The creative take-home also seems likely to select for those with free time, because if it is really an exercise that some people want to overdo, they will overdo it and you will have a hard time not rewarding that enthusiasm (why shouldn't you!). And while it's ok to ask for a few hours, building something that rewards those who can spend far longer is likely to bias against those who have, say, kids to take care of after work and on weekends, or other activities that limit their free time.

On the other hand, Foursquare's test is the first take-home I ever read about where I thought, "yes, that I would do." It is respectful of my time, and gives me something constrained to complete. We can elaborate on creative topics in the in-person interview, I do much of my best creative thinking with other people, elaborating on ideas together. Of course, I am a strong in-person communicator, and having a process that pushes the creativity into the in-person interaction interviews selects for people like me.

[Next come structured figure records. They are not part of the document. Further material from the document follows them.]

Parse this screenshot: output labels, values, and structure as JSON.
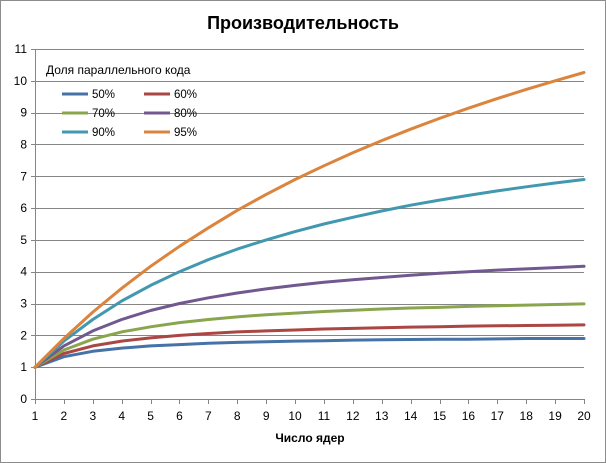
{
  "chart_data": {
    "type": "line",
    "title": "Производительность",
    "xlabel": "Число ядер",
    "ylabel": "",
    "x": [
      1,
      2,
      3,
      4,
      5,
      6,
      7,
      8,
      9,
      10,
      11,
      12,
      13,
      14,
      15,
      16,
      17,
      18,
      19,
      20
    ],
    "xlim": [
      1,
      20
    ],
    "ylim": [
      0,
      11
    ],
    "yticks": [
      0,
      1,
      2,
      3,
      4,
      5,
      6,
      7,
      8,
      9,
      10,
      11
    ],
    "grid": "horizontal",
    "legend": {
      "title": "Доля параллельного кода",
      "placement": "top-left"
    },
    "series": [
      {
        "name": "50%",
        "color": "#4572a7",
        "values": [
          1.0,
          1.33,
          1.5,
          1.6,
          1.67,
          1.71,
          1.75,
          1.78,
          1.8,
          1.82,
          1.83,
          1.85,
          1.86,
          1.87,
          1.88,
          1.88,
          1.89,
          1.9,
          1.9,
          1.9
        ]
      },
      {
        "name": "60%",
        "color": "#aa4643",
        "values": [
          1.0,
          1.43,
          1.67,
          1.82,
          1.92,
          2.0,
          2.06,
          2.11,
          2.14,
          2.17,
          2.2,
          2.22,
          2.24,
          2.26,
          2.27,
          2.29,
          2.3,
          2.31,
          2.32,
          2.33
        ]
      },
      {
        "name": "70%",
        "color": "#89a54e",
        "values": [
          1.0,
          1.54,
          1.88,
          2.11,
          2.27,
          2.4,
          2.5,
          2.58,
          2.65,
          2.7,
          2.75,
          2.79,
          2.83,
          2.86,
          2.88,
          2.91,
          2.93,
          2.95,
          2.97,
          2.99
        ]
      },
      {
        "name": "80%",
        "color": "#71588f",
        "values": [
          1.0,
          1.67,
          2.14,
          2.5,
          2.78,
          3.0,
          3.18,
          3.33,
          3.46,
          3.57,
          3.67,
          3.75,
          3.82,
          3.89,
          3.95,
          4.0,
          4.05,
          4.09,
          4.13,
          4.17
        ]
      },
      {
        "name": "90%",
        "color": "#4198af",
        "values": [
          1.0,
          1.82,
          2.5,
          3.08,
          3.57,
          4.0,
          4.38,
          4.71,
          5.0,
          5.26,
          5.5,
          5.71,
          5.91,
          6.09,
          6.25,
          6.4,
          6.54,
          6.67,
          6.79,
          6.9
        ]
      },
      {
        "name": "95%",
        "color": "#db843d",
        "values": [
          1.0,
          1.9,
          2.73,
          3.48,
          4.17,
          4.8,
          5.38,
          5.93,
          6.43,
          6.9,
          7.33,
          7.74,
          8.12,
          8.48,
          8.82,
          9.14,
          9.44,
          9.73,
          10.0,
          10.26
        ]
      }
    ]
  }
}
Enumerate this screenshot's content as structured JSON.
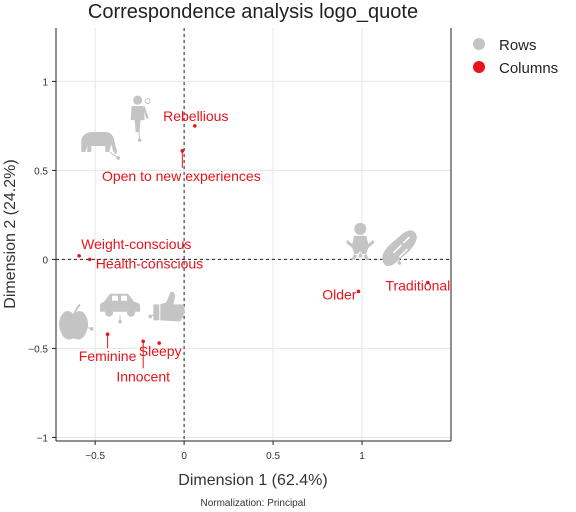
{
  "chart_data": {
    "type": "scatter",
    "title": "Correspondence analysis logo_quote",
    "xlabel": "Dimension 1 (62.4%)",
    "ylabel": "Dimension 2 (24.2%)",
    "note": "Normalization: Principal",
    "xlim": [
      -0.72,
      1.5
    ],
    "ylim": [
      -1.02,
      1.3
    ],
    "x_ticks": [
      -0.5,
      0,
      0.5,
      1
    ],
    "x_tick_labels": [
      "−0.5",
      "0",
      "0.5",
      "1"
    ],
    "y_ticks": [
      -1,
      -0.5,
      0,
      0.5,
      1
    ],
    "y_tick_labels": [
      "−1",
      "−0.5",
      "0",
      "0.5",
      "1"
    ],
    "grid": true,
    "legend_position": "right",
    "legend": [
      {
        "name": "Rows",
        "color": "#c4c4c4"
      },
      {
        "name": "Columns",
        "color": "#e8131b"
      }
    ],
    "series": [
      {
        "name": "Columns",
        "color": "#e8131b",
        "points": [
          {
            "label": "Rebellious",
            "x": 0.06,
            "y": 0.75
          },
          {
            "label": "Open to new experiences",
            "x": -0.01,
            "y": 0.61
          },
          {
            "label": "Weight-conscious",
            "x": -0.59,
            "y": 0.02
          },
          {
            "label": "Health-conscious",
            "x": -0.53,
            "y": 0.0
          },
          {
            "label": "Older",
            "x": 0.98,
            "y": -0.18
          },
          {
            "label": "Traditional",
            "x": 1.37,
            "y": -0.13
          },
          {
            "label": "Feminine",
            "x": -0.43,
            "y": -0.42
          },
          {
            "label": "Sleepy",
            "x": -0.14,
            "y": -0.47
          },
          {
            "label": "Innocent",
            "x": -0.23,
            "y": -0.46
          }
        ]
      },
      {
        "name": "Rows",
        "color": "#c4c4c4",
        "points": [
          {
            "icon": "hiker-icon",
            "x": -0.25,
            "y": 0.67
          },
          {
            "icon": "elephant-icon",
            "x": -0.37,
            "y": 0.57
          },
          {
            "icon": "baby-icon",
            "x": 0.99,
            "y": 0.02
          },
          {
            "icon": "bread-icon",
            "x": 1.21,
            "y": -0.02
          },
          {
            "icon": "apple-icon",
            "x": -0.52,
            "y": -0.39
          },
          {
            "icon": "car-icon",
            "x": -0.36,
            "y": -0.35
          },
          {
            "icon": "thumbs-up-icon",
            "x": -0.19,
            "y": -0.32
          }
        ]
      }
    ]
  }
}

In the end, you probably want to hire a spectrum of people. When thinking about how to design your take-home tests, make sure that you are being considerate of the candidate's time, and decide if you really need this test to be a test of both technical skills and creativity, or merely a screening for technical skills. It may be that different roles need different screenings, and you may even want to offer both! That's a lot to ask for, but no one ever said that fixing hiring was going to be easy.